Firstly, we have worked hard to increase the size and diversity of our Editorial Board, which now includes many more members from beyond the staff of NYBG, representing institutions from elsewhere in the United States and from a range of other countries. The current board comprises 22 members, up from eight members only 1.5 years ago. We are especially grateful to the 19 Associate Editors, who play such a crucial role in handling the peer review process for each new submission and assisting authors to improve and revise their manuscripts. We are eager to build up the diversity of Editorial Board even further, so we welcome inquiries as to how you might join us as an Associate Editor.

Two new positions have also been created within the Editorial Board. The Managing Editor helps to coordinate and facilitate the post-review/proofing process with authors and SpringerNature, and provides other much needed support for the Editor-in-Chief. We are grateful to Dr. Kate E. Armstrong for taking on the inaugural role as Brittonia’s Managing Editor. We have also established the post of Red List Editor, who has the responsibility of reviewing all threat-of-extinction assessments. Given the importance of conserving threatened plant species, this editorial position is vital to ensure that assessments published in Brittonia are completed correctly and with rigor. Dr. Nelson Salinas has graciously agreed to serve as the first editor in this role.

In this first issue of Volume 76, we introduce a larger page size for the journal, together with a new, cleaner layout. We hope that these changes will facilitate a broadening of the types of papers that authors will consider submitting to Brittonia. Over the past years, the journal has become especially well known for publishing descriptions of new species, and we would like to continue in that fine tradition. But systematic botany is much broader than that one topic, so we are eager to receive manuscripts dealing with many other topics in this field, including (but not limited to) short revisions, phylogenetic and biogeographic studies, morphological and anatomical studies, descriptions of floras, and summaries of botanical histories, as long such papers provide a context in plant systematics.

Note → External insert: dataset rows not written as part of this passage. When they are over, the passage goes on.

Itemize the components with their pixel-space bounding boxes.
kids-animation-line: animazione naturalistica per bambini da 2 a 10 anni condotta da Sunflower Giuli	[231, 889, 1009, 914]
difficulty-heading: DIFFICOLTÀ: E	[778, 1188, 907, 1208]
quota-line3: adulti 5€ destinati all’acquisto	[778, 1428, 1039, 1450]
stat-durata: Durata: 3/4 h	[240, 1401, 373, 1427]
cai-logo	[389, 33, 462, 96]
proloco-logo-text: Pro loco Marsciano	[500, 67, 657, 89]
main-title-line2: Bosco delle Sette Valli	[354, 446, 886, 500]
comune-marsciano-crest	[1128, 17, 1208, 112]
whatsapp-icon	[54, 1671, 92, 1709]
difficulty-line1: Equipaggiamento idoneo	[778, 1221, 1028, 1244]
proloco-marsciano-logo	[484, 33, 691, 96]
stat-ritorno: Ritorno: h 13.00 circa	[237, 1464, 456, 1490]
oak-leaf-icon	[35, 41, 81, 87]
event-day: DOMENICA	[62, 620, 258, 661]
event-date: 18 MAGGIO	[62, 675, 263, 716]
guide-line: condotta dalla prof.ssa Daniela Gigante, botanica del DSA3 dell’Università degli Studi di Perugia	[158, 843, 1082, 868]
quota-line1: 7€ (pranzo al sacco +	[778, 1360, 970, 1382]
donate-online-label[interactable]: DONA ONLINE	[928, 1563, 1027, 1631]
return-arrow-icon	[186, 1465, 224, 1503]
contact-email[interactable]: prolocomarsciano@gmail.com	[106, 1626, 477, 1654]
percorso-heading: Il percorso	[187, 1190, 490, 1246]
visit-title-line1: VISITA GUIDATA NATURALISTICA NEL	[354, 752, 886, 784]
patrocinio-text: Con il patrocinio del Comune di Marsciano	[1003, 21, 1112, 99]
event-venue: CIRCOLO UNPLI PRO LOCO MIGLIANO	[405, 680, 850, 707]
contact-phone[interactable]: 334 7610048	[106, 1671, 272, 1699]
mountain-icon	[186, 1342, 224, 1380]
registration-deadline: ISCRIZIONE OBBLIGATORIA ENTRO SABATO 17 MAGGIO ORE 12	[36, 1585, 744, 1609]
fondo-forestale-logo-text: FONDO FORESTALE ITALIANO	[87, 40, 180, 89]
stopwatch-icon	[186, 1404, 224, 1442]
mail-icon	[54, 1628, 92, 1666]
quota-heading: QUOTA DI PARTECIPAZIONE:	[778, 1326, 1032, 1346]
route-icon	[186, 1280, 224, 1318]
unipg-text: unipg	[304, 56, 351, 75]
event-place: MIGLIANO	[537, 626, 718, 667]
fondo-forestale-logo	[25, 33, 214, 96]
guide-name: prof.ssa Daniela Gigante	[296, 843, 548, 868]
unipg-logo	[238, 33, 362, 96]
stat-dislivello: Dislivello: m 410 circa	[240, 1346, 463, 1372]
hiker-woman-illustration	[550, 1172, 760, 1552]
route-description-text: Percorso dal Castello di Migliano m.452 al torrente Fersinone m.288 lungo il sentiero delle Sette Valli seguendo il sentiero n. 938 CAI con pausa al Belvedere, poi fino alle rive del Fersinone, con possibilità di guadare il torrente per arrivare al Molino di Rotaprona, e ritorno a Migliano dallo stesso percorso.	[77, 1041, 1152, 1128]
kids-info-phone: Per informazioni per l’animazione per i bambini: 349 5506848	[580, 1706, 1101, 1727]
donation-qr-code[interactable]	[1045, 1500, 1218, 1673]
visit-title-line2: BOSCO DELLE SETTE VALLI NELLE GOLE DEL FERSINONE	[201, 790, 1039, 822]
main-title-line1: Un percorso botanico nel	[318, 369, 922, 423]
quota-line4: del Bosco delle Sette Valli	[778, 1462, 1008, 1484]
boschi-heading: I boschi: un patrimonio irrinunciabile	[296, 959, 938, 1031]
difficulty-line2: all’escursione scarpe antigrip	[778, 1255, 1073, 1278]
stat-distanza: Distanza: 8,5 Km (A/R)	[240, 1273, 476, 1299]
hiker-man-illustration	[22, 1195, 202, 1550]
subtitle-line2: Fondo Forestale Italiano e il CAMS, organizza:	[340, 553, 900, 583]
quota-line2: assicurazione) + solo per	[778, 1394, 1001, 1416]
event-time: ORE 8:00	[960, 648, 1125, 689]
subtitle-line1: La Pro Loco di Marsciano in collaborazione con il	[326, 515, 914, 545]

In conjunction with the new size and layout, we have updated our formatting instructions, simplifying the number of styles of fonts in an attempt to make formatting your papers a bit more intuitive. These instructions also provide additional examples of manuscript parts that authors sometimes find challenging to interpret. The new formatting instructions can be found at Springer’s Brittonia website (https://link.springer.com/journal/12228/submission-guidelines).

Finally, we are planning to develop a new, semi-regular feature that will be called The Botanist’s Toolkit. These articles could cover a variety of topics related to the improvement of how we do plant systematics. Examples include notes explaining new software, techniques for collecting particular groups of plants, construction of field tools and equipment (such as portable specimen dryers or telescopic pole pruners, or creative use of drones), photography tips, etc. Submissions under this category could range in length from very short notes to longer contributions, and could take advantage of a variety of flexible formats.

We hope that you, our readers and authors, will continue to support the near-century long legacy of Brittonia in its mission to disseminate the results of plant-systematic studies, which are so central to documenting and understanding the Earth’s amazing plant diversity.